Bailey Taylor
Advisors: Liane Veness and Terri Fuglem
A Future Suburbia
The word home has copious meanings. Home means different things to different people; it is a variety of places, cities, collections of memories or relationships. Home is where community can be formed, ideas safely shared, comfort can be found and possibilities are endless. For some people, especially those who have found home in Winnipeg for most of their lives, home exists in a small suburb of some form, a suburb which is layered with memories of childhood, neighbors who have become friends, and spaces that we remember for the rest of our lives.

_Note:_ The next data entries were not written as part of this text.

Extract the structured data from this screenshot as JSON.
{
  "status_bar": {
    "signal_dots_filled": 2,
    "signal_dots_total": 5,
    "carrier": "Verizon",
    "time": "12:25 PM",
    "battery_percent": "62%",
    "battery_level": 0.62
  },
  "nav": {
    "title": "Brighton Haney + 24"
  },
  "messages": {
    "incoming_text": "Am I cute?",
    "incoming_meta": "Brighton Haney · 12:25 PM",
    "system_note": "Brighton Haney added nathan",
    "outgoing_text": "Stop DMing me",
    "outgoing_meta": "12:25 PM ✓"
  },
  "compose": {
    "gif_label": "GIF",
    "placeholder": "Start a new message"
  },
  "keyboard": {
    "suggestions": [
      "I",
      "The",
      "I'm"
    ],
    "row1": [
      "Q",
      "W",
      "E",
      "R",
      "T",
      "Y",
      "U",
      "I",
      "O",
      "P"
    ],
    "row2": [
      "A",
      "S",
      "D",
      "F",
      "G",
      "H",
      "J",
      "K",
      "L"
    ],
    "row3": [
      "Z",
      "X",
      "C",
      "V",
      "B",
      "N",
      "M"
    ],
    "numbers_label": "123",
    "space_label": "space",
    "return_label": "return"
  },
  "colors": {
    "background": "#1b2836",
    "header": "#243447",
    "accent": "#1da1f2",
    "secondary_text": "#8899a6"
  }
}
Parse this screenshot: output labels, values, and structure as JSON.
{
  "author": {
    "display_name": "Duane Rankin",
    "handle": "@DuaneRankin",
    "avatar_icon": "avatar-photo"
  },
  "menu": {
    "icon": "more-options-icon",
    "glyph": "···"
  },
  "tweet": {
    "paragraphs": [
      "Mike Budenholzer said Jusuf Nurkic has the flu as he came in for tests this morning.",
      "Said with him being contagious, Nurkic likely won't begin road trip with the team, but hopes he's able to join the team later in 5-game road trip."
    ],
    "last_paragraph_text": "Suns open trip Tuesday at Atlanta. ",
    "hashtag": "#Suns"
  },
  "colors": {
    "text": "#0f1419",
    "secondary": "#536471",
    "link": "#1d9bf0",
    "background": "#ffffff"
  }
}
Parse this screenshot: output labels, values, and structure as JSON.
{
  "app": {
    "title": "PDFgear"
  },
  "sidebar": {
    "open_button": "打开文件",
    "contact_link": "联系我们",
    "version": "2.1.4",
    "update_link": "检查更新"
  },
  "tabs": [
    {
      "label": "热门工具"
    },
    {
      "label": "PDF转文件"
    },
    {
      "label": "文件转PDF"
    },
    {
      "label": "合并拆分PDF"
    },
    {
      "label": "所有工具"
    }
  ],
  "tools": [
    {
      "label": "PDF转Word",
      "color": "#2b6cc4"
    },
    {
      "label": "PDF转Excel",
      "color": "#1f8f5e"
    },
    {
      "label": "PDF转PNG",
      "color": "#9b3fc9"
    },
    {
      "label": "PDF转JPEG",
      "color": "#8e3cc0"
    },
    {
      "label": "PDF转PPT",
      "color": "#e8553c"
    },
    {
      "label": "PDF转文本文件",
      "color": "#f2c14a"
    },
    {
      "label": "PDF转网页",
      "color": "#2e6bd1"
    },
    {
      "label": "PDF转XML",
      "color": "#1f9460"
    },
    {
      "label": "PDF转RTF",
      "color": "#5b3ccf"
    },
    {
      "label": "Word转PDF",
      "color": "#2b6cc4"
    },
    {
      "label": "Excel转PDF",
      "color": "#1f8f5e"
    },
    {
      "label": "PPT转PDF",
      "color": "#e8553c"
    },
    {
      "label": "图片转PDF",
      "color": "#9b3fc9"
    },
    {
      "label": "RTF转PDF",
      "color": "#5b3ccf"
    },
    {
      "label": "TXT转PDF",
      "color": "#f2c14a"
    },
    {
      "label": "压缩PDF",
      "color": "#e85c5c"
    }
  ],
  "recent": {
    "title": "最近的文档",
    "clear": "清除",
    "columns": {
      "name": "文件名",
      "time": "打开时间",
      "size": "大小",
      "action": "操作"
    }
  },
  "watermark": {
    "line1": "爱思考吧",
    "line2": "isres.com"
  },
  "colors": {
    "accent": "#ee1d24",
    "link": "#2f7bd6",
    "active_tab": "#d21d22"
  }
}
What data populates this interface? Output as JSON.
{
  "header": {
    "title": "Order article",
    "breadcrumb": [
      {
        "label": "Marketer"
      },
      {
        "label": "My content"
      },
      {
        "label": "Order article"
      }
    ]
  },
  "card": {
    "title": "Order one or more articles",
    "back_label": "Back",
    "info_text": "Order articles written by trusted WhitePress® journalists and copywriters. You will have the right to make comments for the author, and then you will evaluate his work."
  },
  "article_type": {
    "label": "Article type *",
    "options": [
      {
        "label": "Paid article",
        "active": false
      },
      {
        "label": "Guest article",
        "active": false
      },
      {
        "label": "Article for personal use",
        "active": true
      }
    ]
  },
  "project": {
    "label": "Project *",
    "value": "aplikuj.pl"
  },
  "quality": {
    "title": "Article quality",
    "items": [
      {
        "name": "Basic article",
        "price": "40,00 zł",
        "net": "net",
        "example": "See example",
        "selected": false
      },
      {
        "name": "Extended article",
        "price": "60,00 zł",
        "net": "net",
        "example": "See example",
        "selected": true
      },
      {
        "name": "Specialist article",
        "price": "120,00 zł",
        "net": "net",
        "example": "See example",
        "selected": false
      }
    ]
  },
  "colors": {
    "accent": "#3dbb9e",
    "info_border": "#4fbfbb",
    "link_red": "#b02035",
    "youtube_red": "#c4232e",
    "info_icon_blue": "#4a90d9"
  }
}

While these words may prompt us to reference our childhood house, the associations of a suburb or of home are in most cases very separate from an actual physical house or structure, these feelings of comfort, safety and happiness come from the relationships formed and the memories made. This leads to a questioning of the value of the physical suburban house, a fenced in backyard, a long driveway and front yard, a formal dining room and a kitchen island with barstools. The North American suburb has a deep history and has come to be an extremely recognizable entity with various associations and connotations attached to them such as lifestyle, gender roles, or family structure. The suburban home comes with a set of assumed traditional domestic rituals. In looking at the evolution of the suburban home, there are specific influences and drivers of change, and as a mini society suburban homeowners continue to build, develop and adapt their homes typically based on larger usually capitalist driven influences. The suburban home has morphed, changed and adapted over many years, it follows trends and attempts to keep up with our everchanging world. It faces demands from its inhabitants to be a perfect sanctuary of comfort, beauty, and a perfect reflection of ourselves.
The suburb and the suburban home bring into question the overconsumption, land use and climate change impacts of suburbs and they continue to rapidly expand and cities continue to grow in population. Cities continue to sprawl as well as face housing crisis where many are being priced out of the markets and cannot afford to buy homes due to not only increased prices but also inflation.
This thesis will seek to imagine a state of the world in which greed is no longer an option, where neighbors must learn to share, grow, produce and live holistically as a collective, in an attempt to heal or at least cope with the thousands of years of damage humans have caused to the earth. Thus, allowing the exploration of the potential of the suburban house. What could the suburban house of the future look like? What could it achieve and how could it make a positive impact on people, the economy and the environment while remaining a place of comfort, safety and community?